Как признаётся Леонтий Тарагупта, до тридцати лет считал себя жутким националистом. Ему казалось, что как народ ханты ничего не стоят и во многом уступают другим нациям.
- В детстве у меня было только одно желание – спастись, - говорит Тарагупта.
- Но от чего?
- От унижений, от нужды, от грязи, от оскорблений. Меня никогда не понимал отчим. До школы я жил не столько у себя на родине – в юрте Норигорт, сколько у староверов в соседнем селении Послово. А потом меня отвезли в Салехард. Я тогда очень плохо видел, поэтому до пятнадцати лет ходил не в обычную, а в санаторную школу и учился в основном на слух, даже по складам читать не умел. И таких ребят как я, на Ямале было достаточно много. Я всех искренне жалел. Мне казалось, что мы – ничтожные люди и никому не нужны. Но вот стоит выйти за околицу – там, я считал, находится большой и красивый мир. Потом я узнал, что это не так. Мир в реальности очень суров и жесток. После санаторной школы я поступил в Салехардское педучилище. Там я каждый день переживал, что кто-то обзовёт меня за малый рост, кто-то высмеет мой пиджак, а кому-то не понравятся мои ботинки. В педучилище мало кого трогало моё зрение. Однажды от всех студентов потребовали за месяц проштудировать почти всего Толстого. А я только научился читать по слогам. Естественно, поначалу я это задание воспринял как каторгу. Но когда я с трудом осилил первые главы из повести «Детство», у меня возникли совсем другие ощущения. Мне показалось, что это я сам рассказываю друзьям о своём прошлом. Позже Лев Толстой стал моим самым любимым писателем и философом. Но тогда я продолжал думать: какие мы, ханты, никчемные люди. С этим настроением я в 1965 году и ушел служить в армию.

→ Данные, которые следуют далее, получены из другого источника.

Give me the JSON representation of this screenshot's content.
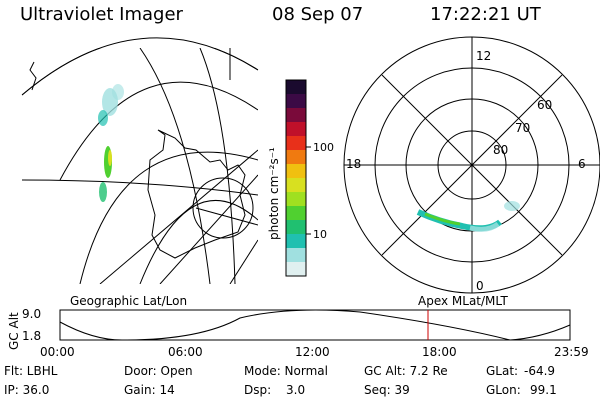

После демобилизации встал вопрос, что делать дальше. Тарагупта с детства увлекался духовыми инструментами. Вот почему преподаватель музыки из Салехардского педучилища Фаина Антиповна Яровенко не раз пыталась его убедить подать документы в Тюменское училище искусств. «Если станет очень трудно, - уговаривала Яровенко, - то всегда можно будет обратиться в Тюмени к моей матери». Мать звали Марией Александровной. Ей было уже за восемьдесят лет. Она прожила интересную жизнь, ещё помнила царя, верила в Бога и очень хотела обратить в православие своего юного друга, великолепно знала русскую классическую литературу. Тарагупте с ней было очень интересно. Единственное, что иногда его не то чтобы раздражало, но всё-таки коробило, - это жалостливое отношение старушки к нему как к ханту. Сама того не подозревая, старушка своей жалостливостью убеждала Тарагупту в какой-то неполноценности и второсортности его народа. И в какой-то момент он решил, что пришло время, когда надо уже не самому спасаться, надо выручать всех хантов. Но как? Ему показалось, что есть два выхода. Заняться подготовкой ханты-музыкантов, помочь им освоить русский классический репертуар. Второй – самому поступить на службу в академический оркестр, чтоб весь мир увидел, как Хант может великолепно играть на духовых инструментах. О своей, хантыйской, музыке Тарагупта даже не заикался. Как он говорит, не до этого было, он о том тогда думал, о том, как из хантов сделать настоящих людей.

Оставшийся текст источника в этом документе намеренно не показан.